The abundance of radioactive nuclei under different physical environments around the solar system

• Published in: Advances in space research Vol. 27; no. 4; pp. 743 - 748
• Main Authors: Streitmatter, R.E., Stephens, S.A.
• Format: Journal Article
• Language: English
• Published: Elsevier Ltd 01.01.2001
• ISSN: 0273-1177; 1879-1948
• DOI: 10.1016/S0273-1177(01)00115-6

Differential equations describing the propagation of cosmic-ray nuclei from 7Be to 56Fe in a homogeneous interstellar medium (ISM) were solved simultaneously in the time domain, so as to determine the escape path length using the observed B/C ratio as a constraint. The spectra of nuclei thus obtained were then used to obtain the 10Be/ 9Be ratio as a function of energy. From a comparison with the data, we determined the mean density of n H in the confinement volume of cosmic rays to be 0.2 atom/cc and the corresponding escape life time of 30 My.
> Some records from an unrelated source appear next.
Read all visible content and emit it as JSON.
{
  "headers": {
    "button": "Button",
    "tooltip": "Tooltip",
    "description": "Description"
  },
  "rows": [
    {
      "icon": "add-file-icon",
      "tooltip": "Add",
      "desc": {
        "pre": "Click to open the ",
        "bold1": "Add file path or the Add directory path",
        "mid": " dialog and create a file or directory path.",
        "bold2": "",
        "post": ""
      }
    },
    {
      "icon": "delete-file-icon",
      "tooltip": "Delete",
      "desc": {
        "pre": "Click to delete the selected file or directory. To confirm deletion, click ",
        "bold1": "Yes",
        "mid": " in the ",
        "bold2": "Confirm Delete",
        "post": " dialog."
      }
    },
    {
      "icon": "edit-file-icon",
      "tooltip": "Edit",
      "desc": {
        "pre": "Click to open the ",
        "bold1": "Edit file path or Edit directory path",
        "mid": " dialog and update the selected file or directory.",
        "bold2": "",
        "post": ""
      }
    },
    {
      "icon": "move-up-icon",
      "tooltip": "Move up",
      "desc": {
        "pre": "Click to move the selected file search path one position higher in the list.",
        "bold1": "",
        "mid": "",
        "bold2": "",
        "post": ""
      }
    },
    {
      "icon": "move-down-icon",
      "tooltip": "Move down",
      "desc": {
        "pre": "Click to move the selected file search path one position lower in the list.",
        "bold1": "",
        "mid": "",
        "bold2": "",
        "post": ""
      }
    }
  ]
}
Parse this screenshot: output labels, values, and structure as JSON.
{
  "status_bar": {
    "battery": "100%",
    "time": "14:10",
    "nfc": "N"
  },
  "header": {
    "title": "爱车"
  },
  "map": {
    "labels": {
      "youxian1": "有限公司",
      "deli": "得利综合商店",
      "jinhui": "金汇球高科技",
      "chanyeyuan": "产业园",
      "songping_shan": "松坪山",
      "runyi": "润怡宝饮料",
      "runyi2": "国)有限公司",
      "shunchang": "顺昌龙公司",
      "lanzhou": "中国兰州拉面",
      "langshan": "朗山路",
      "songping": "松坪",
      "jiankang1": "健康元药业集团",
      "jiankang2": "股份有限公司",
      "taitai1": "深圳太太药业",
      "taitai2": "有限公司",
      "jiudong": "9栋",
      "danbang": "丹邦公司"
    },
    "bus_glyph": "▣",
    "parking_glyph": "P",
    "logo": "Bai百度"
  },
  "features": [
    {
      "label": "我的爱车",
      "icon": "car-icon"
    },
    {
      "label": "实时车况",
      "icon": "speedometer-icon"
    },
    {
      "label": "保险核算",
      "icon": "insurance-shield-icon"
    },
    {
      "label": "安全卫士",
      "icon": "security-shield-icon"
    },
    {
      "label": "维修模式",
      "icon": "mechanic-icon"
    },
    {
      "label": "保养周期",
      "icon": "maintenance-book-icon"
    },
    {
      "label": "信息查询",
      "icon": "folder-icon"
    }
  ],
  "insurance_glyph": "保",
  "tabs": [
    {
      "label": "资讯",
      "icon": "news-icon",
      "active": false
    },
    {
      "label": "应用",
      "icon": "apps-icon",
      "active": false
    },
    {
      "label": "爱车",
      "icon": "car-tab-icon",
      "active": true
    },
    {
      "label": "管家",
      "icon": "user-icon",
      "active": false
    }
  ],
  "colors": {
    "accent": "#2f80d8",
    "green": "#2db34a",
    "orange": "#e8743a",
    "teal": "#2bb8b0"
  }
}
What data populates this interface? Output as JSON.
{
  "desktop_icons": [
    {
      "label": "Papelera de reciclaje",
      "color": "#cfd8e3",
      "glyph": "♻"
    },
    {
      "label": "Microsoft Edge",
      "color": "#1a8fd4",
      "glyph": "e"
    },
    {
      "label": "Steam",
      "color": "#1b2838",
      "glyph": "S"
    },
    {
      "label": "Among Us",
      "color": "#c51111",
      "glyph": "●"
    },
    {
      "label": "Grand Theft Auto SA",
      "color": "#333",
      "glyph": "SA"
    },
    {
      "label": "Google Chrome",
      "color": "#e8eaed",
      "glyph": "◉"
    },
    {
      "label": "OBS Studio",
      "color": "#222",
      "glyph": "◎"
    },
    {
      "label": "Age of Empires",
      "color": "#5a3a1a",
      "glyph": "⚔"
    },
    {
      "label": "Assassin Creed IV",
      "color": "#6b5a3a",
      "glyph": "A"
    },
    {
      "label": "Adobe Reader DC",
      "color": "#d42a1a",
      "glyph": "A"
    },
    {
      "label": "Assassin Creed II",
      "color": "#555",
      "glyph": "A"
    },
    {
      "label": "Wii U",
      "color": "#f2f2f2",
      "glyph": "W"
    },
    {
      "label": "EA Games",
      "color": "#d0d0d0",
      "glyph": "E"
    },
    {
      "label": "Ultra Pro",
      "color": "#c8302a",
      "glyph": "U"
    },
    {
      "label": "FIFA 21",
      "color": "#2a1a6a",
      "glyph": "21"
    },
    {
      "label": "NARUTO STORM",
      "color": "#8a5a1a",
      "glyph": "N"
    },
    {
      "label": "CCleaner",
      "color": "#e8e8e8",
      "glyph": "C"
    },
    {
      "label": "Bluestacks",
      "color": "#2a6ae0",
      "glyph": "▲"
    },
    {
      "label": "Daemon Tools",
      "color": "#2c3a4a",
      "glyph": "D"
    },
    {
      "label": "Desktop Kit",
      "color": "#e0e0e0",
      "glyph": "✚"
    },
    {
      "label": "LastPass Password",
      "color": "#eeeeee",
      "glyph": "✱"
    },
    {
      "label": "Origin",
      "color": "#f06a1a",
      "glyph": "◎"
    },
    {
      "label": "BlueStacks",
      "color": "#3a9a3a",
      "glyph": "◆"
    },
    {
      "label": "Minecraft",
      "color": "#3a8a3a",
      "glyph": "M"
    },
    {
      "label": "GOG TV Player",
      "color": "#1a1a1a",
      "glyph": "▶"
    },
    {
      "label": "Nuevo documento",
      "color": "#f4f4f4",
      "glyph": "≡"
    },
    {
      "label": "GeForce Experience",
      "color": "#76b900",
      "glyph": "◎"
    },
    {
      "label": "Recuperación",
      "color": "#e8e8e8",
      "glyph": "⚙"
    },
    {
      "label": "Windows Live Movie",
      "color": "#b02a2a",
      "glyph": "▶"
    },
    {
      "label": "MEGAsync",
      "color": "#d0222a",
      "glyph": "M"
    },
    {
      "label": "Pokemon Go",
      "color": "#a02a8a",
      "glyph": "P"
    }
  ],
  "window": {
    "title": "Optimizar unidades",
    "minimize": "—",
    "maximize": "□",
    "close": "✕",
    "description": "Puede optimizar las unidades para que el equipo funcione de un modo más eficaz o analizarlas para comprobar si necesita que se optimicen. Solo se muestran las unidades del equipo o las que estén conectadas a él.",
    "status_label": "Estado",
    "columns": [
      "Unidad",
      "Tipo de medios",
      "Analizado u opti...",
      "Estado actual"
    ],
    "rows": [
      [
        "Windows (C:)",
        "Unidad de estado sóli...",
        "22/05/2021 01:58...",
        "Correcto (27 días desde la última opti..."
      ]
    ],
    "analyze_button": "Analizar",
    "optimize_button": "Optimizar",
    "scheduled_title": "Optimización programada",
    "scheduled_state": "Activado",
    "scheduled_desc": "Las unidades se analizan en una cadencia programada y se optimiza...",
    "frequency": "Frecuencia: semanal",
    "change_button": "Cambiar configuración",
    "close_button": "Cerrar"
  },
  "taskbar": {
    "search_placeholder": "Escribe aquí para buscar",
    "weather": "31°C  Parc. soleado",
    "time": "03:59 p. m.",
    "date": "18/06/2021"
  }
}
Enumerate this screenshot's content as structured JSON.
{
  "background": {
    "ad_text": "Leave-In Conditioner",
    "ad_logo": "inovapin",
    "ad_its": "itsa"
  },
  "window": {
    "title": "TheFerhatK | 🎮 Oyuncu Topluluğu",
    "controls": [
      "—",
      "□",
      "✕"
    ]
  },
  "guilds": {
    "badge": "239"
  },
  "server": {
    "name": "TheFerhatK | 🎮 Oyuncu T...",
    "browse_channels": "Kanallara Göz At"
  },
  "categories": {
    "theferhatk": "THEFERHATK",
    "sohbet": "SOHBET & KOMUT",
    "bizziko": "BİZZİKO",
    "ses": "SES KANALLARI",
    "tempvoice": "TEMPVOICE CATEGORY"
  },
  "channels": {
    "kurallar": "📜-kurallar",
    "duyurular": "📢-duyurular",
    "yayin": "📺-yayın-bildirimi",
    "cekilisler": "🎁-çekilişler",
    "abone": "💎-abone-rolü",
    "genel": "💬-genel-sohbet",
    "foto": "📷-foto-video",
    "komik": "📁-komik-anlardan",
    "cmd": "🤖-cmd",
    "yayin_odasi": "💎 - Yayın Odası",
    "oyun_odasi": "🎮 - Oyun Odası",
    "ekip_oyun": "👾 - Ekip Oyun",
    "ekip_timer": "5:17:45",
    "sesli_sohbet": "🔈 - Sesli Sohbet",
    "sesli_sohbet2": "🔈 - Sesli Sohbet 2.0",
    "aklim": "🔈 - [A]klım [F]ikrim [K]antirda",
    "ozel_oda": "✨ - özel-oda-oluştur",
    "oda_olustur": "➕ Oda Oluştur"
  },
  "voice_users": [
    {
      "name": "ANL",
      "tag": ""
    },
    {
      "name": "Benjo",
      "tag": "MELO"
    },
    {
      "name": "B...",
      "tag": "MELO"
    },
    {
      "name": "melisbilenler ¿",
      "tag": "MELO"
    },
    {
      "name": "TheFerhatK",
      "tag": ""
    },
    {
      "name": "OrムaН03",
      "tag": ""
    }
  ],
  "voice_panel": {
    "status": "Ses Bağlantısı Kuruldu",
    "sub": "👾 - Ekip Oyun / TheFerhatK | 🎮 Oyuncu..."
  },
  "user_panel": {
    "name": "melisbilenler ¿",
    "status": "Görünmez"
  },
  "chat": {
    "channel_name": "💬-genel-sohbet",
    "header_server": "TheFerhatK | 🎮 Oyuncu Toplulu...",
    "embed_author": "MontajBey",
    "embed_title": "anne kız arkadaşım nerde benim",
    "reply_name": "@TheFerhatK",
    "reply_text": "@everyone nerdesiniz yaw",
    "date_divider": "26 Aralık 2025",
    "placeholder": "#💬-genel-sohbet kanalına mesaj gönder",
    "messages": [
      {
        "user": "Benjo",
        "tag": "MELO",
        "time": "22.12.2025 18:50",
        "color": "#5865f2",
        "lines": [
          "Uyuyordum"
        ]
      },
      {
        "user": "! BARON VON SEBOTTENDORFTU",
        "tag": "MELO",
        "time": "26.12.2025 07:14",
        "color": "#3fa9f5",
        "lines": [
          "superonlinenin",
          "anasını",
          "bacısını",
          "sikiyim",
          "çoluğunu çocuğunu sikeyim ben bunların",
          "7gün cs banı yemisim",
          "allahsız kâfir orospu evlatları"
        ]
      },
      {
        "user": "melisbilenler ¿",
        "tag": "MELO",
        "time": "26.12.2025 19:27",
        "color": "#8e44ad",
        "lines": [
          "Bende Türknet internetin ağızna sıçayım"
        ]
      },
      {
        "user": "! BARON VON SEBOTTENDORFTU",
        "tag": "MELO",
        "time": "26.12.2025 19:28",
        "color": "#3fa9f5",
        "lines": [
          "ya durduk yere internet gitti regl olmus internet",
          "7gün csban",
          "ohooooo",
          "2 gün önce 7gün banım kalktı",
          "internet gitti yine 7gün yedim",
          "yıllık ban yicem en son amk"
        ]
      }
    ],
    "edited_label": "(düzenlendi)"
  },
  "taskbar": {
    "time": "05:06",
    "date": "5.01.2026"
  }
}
The effect of the solar system being in a “local bubble” of low density was examined. It was found that if cosmic-ray nuclei have spent considerable amount of time in the local bubble, the mean value of n H in the Galaxy needs to be raised to account for the observation. The ratio of 26Al/ 27Al and 36Cl/Cl are more sensitive to the propagation in the local hole and our study showed that in order that the data are consistent with each other, the diffusion co-efficient in the local bubble should be > 10 29cm 2/s. This clearly demonstrates the need to include in the diffusion models the variation of diffusion co-efficient with gas density. We then examined the effect of the local hole on the abundance ratio of 14C/ 13C and bring out the need to measure 14C to further constrain the diffusion co-efficient in the local hole.